<@U017KUAENS0> We've been continuing our memoizati...
# ask-community
d
@chris We've been continuing our memoization work. All is mostly good except for the DagsterNoStepsToExecute error. Is it intentional that an exception is raised if there is nothing to do? Am I calling the pipeline incorrectly? I end up having to wrap a bunch of our execution processes in try blocks like below: It makes me wonder how to access the output from a previously run memoized pipeline.
c
Yea, this is the (currently) correct behavior. If there are no steps to execute, then this error will be thrown. Essentially dagster isn't designed to run with no steps, and so to prevent more esoteric failures later on, we just fail fast here.

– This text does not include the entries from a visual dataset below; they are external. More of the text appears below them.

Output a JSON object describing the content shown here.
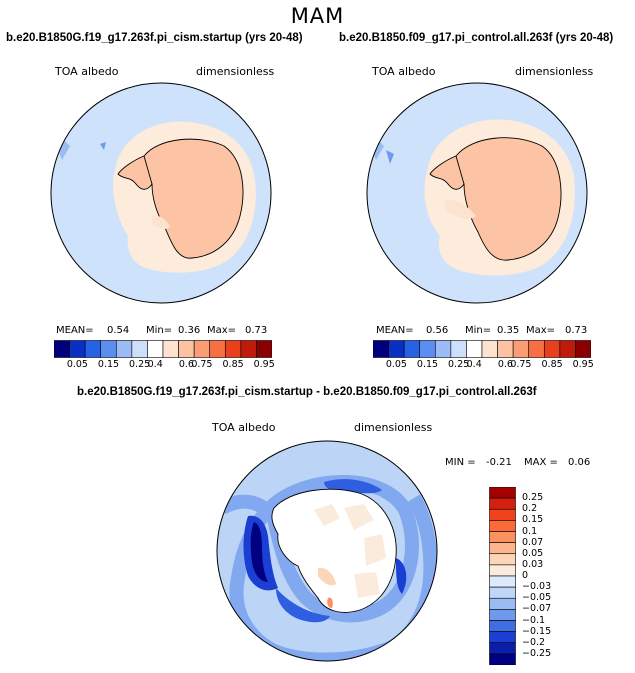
{
  "chart_data": {
    "type": "heatmap",
    "title": "MAM",
    "panels": [
      {
        "title": "b.e20.B1850G.f19_g17.263f.pi_cism.startup (yrs 20-48)",
        "variable": "TOA albedo",
        "units": "dimensionless",
        "stats": {
          "mean_label": "MEAN=",
          "mean": "0.54",
          "min_label": "Min=",
          "min": "0.36",
          "max_label": "Max=",
          "max": "0.73"
        }
      },
      {
        "title": "b.e20.B1850.f09_g17.pi_control.all.263f (yrs 20-48)",
        "variable": "TOA albedo",
        "units": "dimensionless",
        "stats": {
          "mean_label": "MEAN=",
          "mean": "0.56",
          "min_label": "Min=",
          "min": "0.35",
          "max_label": "Max=",
          "max": "0.73"
        }
      },
      {
        "title": "b.e20.B1850G.f19_g17.263f.pi_cism.startup - b.e20.B1850.f09_g17.pi_control.all.263f",
        "variable": "TOA albedo",
        "units": "dimensionless",
        "stats": {
          "min_label": "MIN =",
          "min": "-0.21",
          "max_label": "MAX =",
          "max": "0.06"
        }
      }
    ],
    "colorbar_main": {
      "levels": [
        "0.05",
        "0.15",
        "0.25",
        "0.4",
        "0.6",
        "0.75",
        "0.85",
        "0.95"
      ],
      "colors": [
        "#00007f",
        "#0a2fc4",
        "#2563e6",
        "#5b8ef0",
        "#9bbcf7",
        "#cde0fb",
        "#ffffff",
        "#fde3cf",
        "#fcc2a1",
        "#fb9d74",
        "#f76f43",
        "#e8401d",
        "#c01a0b",
        "#8a0000"
      ]
    },
    "colorbar_diff": {
      "levels": [
        "0.25",
        "0.2",
        "0.15",
        "0.1",
        "0.07",
        "0.05",
        "0.03",
        "0",
        "−0.03",
        "−0.05",
        "−0.07",
        "−0.1",
        "−0.15",
        "−0.2",
        "−0.25"
      ],
      "colors": [
        "#a30000",
        "#d4200c",
        "#f0431c",
        "#fb6a37",
        "#fc9160",
        "#fdb58e",
        "#fdd6b9",
        "#fbebdc",
        "#dceafb",
        "#bfd6f7",
        "#9bbcf3",
        "#6f99ec",
        "#3f6ee2",
        "#1a3fd2",
        "#0a1eaa",
        "#000080"
      ]
    }
  }
}
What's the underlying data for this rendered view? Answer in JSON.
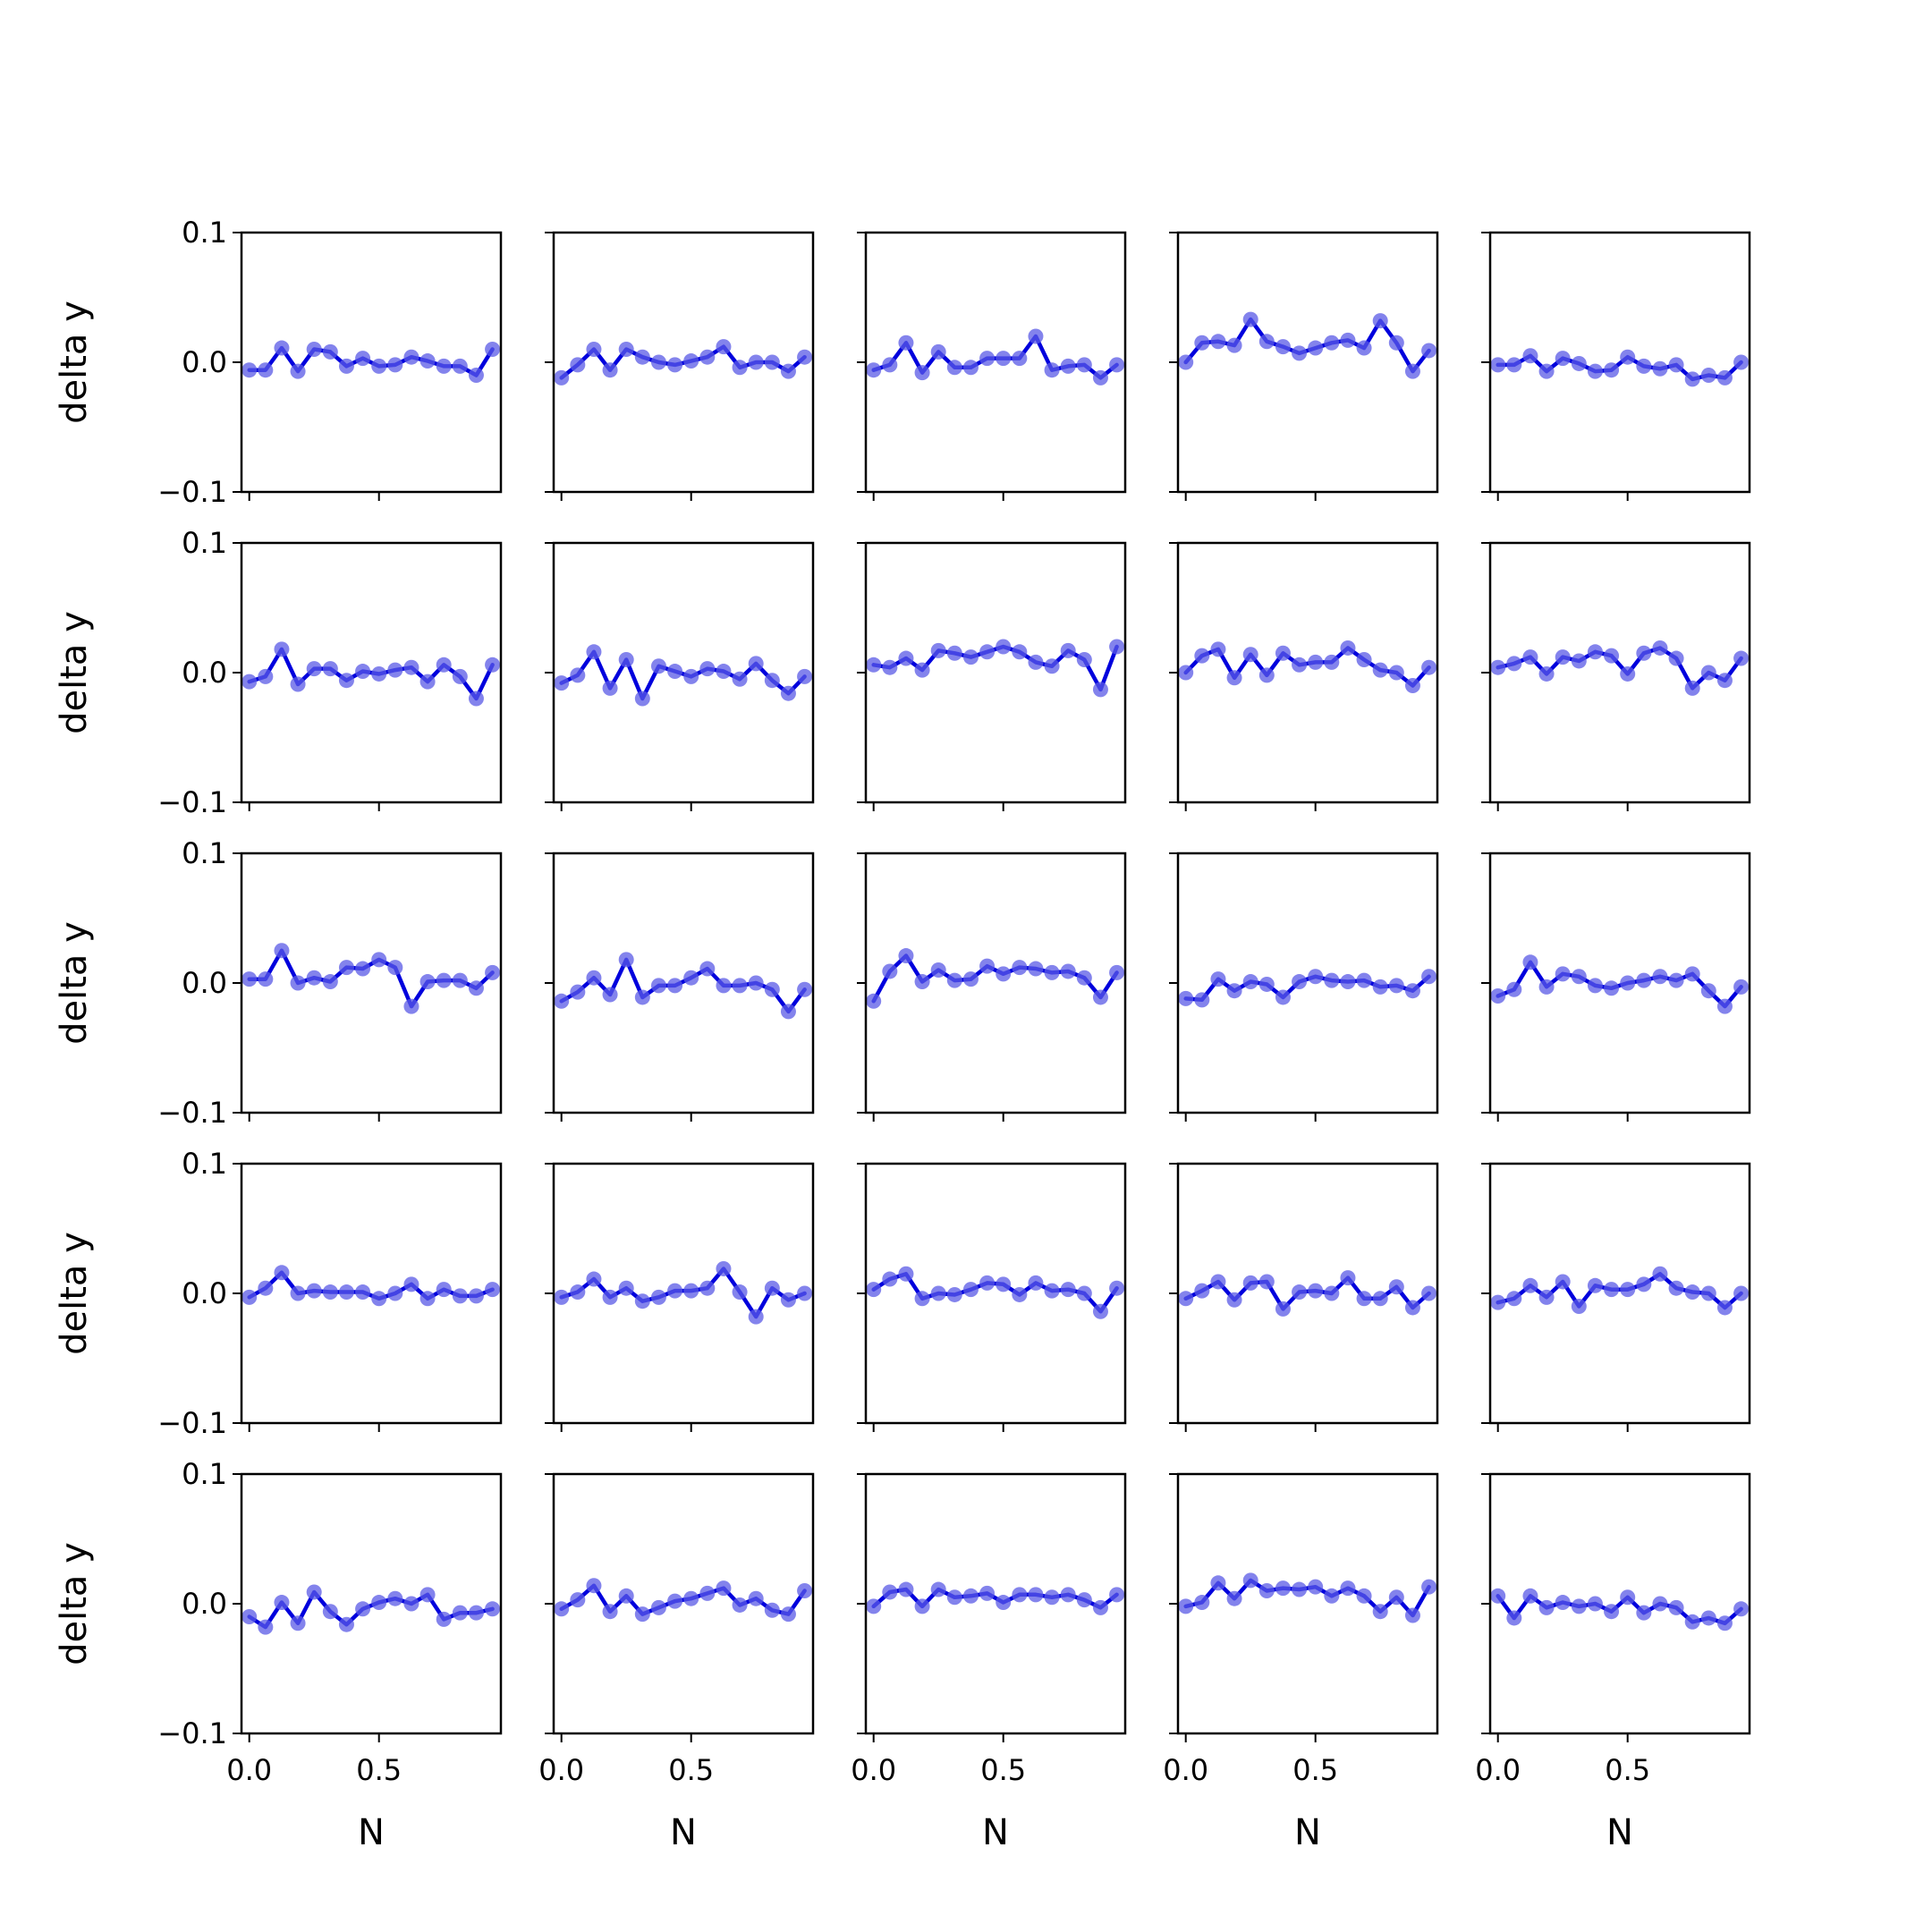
{
  "figure": {
    "color": "#0000dd",
    "marker_color": "#5a5ae6",
    "background": "#ffffff",
    "axis_color": "#000000"
  },
  "chart_data": {
    "type": "line",
    "layout": "5x5 grid of subplots",
    "markers": "circle",
    "grid": false,
    "legend": "none",
    "xlabel": "N",
    "ylabel": "delta y",
    "xlim": [
      -0.03,
      0.97
    ],
    "ylim": [
      -0.1,
      0.1
    ],
    "x_ticks": [
      "0.0",
      "0.5"
    ],
    "y_ticks": [
      "−0.1",
      "0.0",
      "0.1"
    ],
    "x": [
      0,
      0.0625,
      0.125,
      0.1875,
      0.25,
      0.3125,
      0.375,
      0.4375,
      0.5,
      0.5625,
      0.625,
      0.6875,
      0.75,
      0.8125,
      0.875,
      0.9375
    ],
    "subplots": [
      {
        "row": 1,
        "col": 1,
        "values": [
          -0.006,
          -0.006,
          0.011,
          -0.007,
          0.01,
          0.008,
          -0.003,
          0.003,
          -0.003,
          -0.002,
          0.004,
          0.001,
          -0.003,
          -0.003,
          -0.01,
          0.01
        ]
      },
      {
        "row": 1,
        "col": 2,
        "values": [
          -0.012,
          -0.002,
          0.01,
          -0.006,
          0.01,
          0.004,
          0.0,
          -0.002,
          0.001,
          0.004,
          0.012,
          -0.004,
          0.0,
          0.0,
          -0.007,
          0.004
        ]
      },
      {
        "row": 1,
        "col": 3,
        "values": [
          -0.006,
          -0.002,
          0.015,
          -0.008,
          0.008,
          -0.004,
          -0.004,
          0.003,
          0.003,
          0.003,
          0.02,
          -0.006,
          -0.003,
          -0.002,
          -0.012,
          -0.002
        ]
      },
      {
        "row": 1,
        "col": 4,
        "values": [
          0.0,
          0.015,
          0.016,
          0.013,
          0.033,
          0.016,
          0.012,
          0.007,
          0.011,
          0.015,
          0.017,
          0.011,
          0.032,
          0.015,
          -0.007,
          0.009
        ]
      },
      {
        "row": 1,
        "col": 5,
        "values": [
          -0.002,
          -0.002,
          0.005,
          -0.007,
          0.003,
          -0.001,
          -0.007,
          -0.006,
          0.004,
          -0.003,
          -0.005,
          -0.002,
          -0.013,
          -0.01,
          -0.012,
          0.0
        ]
      },
      {
        "row": 2,
        "col": 1,
        "values": [
          -0.007,
          -0.003,
          0.018,
          -0.009,
          0.003,
          0.003,
          -0.006,
          0.001,
          -0.001,
          0.002,
          0.004,
          -0.007,
          0.006,
          -0.003,
          -0.02,
          0.006
        ]
      },
      {
        "row": 2,
        "col": 2,
        "values": [
          -0.008,
          -0.002,
          0.016,
          -0.012,
          0.01,
          -0.02,
          0.005,
          0.001,
          -0.003,
          0.003,
          0.001,
          -0.005,
          0.007,
          -0.006,
          -0.016,
          -0.003
        ]
      },
      {
        "row": 2,
        "col": 3,
        "values": [
          0.006,
          0.004,
          0.011,
          0.002,
          0.017,
          0.015,
          0.012,
          0.016,
          0.02,
          0.016,
          0.008,
          0.005,
          0.017,
          0.01,
          -0.013,
          0.02
        ]
      },
      {
        "row": 2,
        "col": 4,
        "values": [
          0.0,
          0.013,
          0.018,
          -0.004,
          0.014,
          -0.002,
          0.015,
          0.006,
          0.008,
          0.008,
          0.019,
          0.01,
          0.002,
          0.0,
          -0.01,
          0.004
        ]
      },
      {
        "row": 2,
        "col": 5,
        "values": [
          0.004,
          0.007,
          0.012,
          -0.001,
          0.012,
          0.009,
          0.016,
          0.013,
          -0.001,
          0.015,
          0.019,
          0.011,
          -0.012,
          0.0,
          -0.006,
          0.011
        ]
      },
      {
        "row": 3,
        "col": 1,
        "values": [
          0.003,
          0.003,
          0.025,
          0.0,
          0.004,
          0.001,
          0.012,
          0.011,
          0.018,
          0.012,
          -0.018,
          0.001,
          0.002,
          0.002,
          -0.004,
          0.008
        ]
      },
      {
        "row": 3,
        "col": 2,
        "values": [
          -0.014,
          -0.007,
          0.004,
          -0.009,
          0.018,
          -0.011,
          -0.002,
          -0.002,
          0.004,
          0.011,
          -0.002,
          -0.002,
          0.0,
          -0.005,
          -0.022,
          -0.005
        ]
      },
      {
        "row": 3,
        "col": 3,
        "values": [
          -0.014,
          0.009,
          0.021,
          0.001,
          0.01,
          0.002,
          0.003,
          0.013,
          0.007,
          0.012,
          0.011,
          0.008,
          0.009,
          0.004,
          -0.011,
          0.008
        ]
      },
      {
        "row": 3,
        "col": 4,
        "values": [
          -0.012,
          -0.013,
          0.003,
          -0.006,
          0.001,
          -0.001,
          -0.011,
          0.001,
          0.005,
          0.002,
          0.001,
          0.002,
          -0.003,
          -0.002,
          -0.006,
          0.005
        ]
      },
      {
        "row": 3,
        "col": 5,
        "values": [
          -0.01,
          -0.005,
          0.016,
          -0.003,
          0.007,
          0.005,
          -0.002,
          -0.004,
          0.0,
          0.002,
          0.005,
          0.002,
          0.007,
          -0.006,
          -0.018,
          -0.003
        ]
      },
      {
        "row": 4,
        "col": 1,
        "values": [
          -0.003,
          0.004,
          0.016,
          0.0,
          0.002,
          0.001,
          0.001,
          0.001,
          -0.004,
          0.0,
          0.007,
          -0.004,
          0.003,
          -0.002,
          -0.002,
          0.003
        ]
      },
      {
        "row": 4,
        "col": 2,
        "values": [
          -0.003,
          0.001,
          0.011,
          -0.003,
          0.004,
          -0.006,
          -0.003,
          0.002,
          0.002,
          0.004,
          0.019,
          0.001,
          -0.018,
          0.004,
          -0.005,
          0.0
        ]
      },
      {
        "row": 4,
        "col": 3,
        "values": [
          0.003,
          0.011,
          0.015,
          -0.004,
          0.0,
          -0.001,
          0.003,
          0.008,
          0.007,
          -0.001,
          0.008,
          0.002,
          0.003,
          0.0,
          -0.014,
          0.004
        ]
      },
      {
        "row": 4,
        "col": 4,
        "values": [
          -0.004,
          0.002,
          0.009,
          -0.005,
          0.008,
          0.009,
          -0.012,
          0.001,
          0.002,
          0.0,
          0.012,
          -0.004,
          -0.004,
          0.005,
          -0.011,
          0.0
        ]
      },
      {
        "row": 4,
        "col": 5,
        "values": [
          -0.007,
          -0.004,
          0.006,
          -0.003,
          0.009,
          -0.01,
          0.006,
          0.003,
          0.003,
          0.007,
          0.015,
          0.004,
          0.001,
          0.0,
          -0.011,
          0.0
        ]
      },
      {
        "row": 5,
        "col": 1,
        "values": [
          -0.01,
          -0.018,
          0.001,
          -0.015,
          0.009,
          -0.006,
          -0.016,
          -0.004,
          0.001,
          0.004,
          0.0,
          0.007,
          -0.012,
          -0.007,
          -0.007,
          -0.004
        ]
      },
      {
        "row": 5,
        "col": 2,
        "values": [
          -0.004,
          0.003,
          0.014,
          -0.006,
          0.006,
          -0.008,
          -0.003,
          0.002,
          0.004,
          0.008,
          0.012,
          -0.001,
          0.004,
          -0.005,
          -0.008,
          0.01
        ]
      },
      {
        "row": 5,
        "col": 3,
        "values": [
          -0.002,
          0.009,
          0.011,
          -0.002,
          0.011,
          0.005,
          0.006,
          0.008,
          0.001,
          0.007,
          0.007,
          0.005,
          0.007,
          0.003,
          -0.003,
          0.007
        ]
      },
      {
        "row": 5,
        "col": 4,
        "values": [
          -0.002,
          0.001,
          0.016,
          0.004,
          0.018,
          0.01,
          0.012,
          0.011,
          0.013,
          0.006,
          0.012,
          0.006,
          -0.006,
          0.005,
          -0.009,
          0.013
        ]
      },
      {
        "row": 5,
        "col": 5,
        "values": [
          0.006,
          -0.011,
          0.006,
          -0.003,
          0.001,
          -0.002,
          0.0,
          -0.006,
          0.005,
          -0.007,
          0.0,
          -0.003,
          -0.014,
          -0.011,
          -0.015,
          -0.004
        ]
      }
    ]
  }
}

We don't currently have a super convenient API to access run results to my knowledge, and this is a known feature gap. In combination with the no step keys to execute error though, I'm seeing that it makes for a bit of an incongruency.
one potential workaround is directly instantiating your io manager, and using build_input_context/build_output_context to pass to the
handle_input
and
load_output
respectively
d
hmm. That's interesting. I'm glad to hear I interpreted it correctly. Do you anticipate this making it's way onto the roadmap at some point? It also seems like I could put a dummy step into the pipeline that would never get saved.
c
that seems like a good workaround for now. A better solution is definitely on the roadmap, whether that is a better output-retrieval API or being able to execute without any steps, or both
d
I realized this is a bit more frustrating than I originally thought. I've been playing around with it more and it seems like if something is loaded, I can't access it as output at all. Is that also correct? The use case is if I rerun a pipeline I can not access the previous output for a step. Is there something I can do to help make that possible?
I also looked through the instantiation docs but I'm not sure how to get that to work. It seems like I'm also missing the version information when I create that context.
I can get around the limitation by creating a dummy solid that calls that output. As long as it isn't saved, I can access the output.
c
Hmm. Are you saying that from the result object returned by
execute_pipeline
, that you can't access outputs memoized from previous runs?
I'll investigate solutions around this space. I think both of these problems should be fixable: not failing if we have no steps to execute, and retrieving outputs from previously memoized runs.
d
yes. that's the conclusion I've come to. I've ended up creating a dummy step that won't be memoized. That allows us to basically point back to the memoized dataframe. Happy to share whatever I can to help.
we fully realize this is experimental. It's a fantastic start.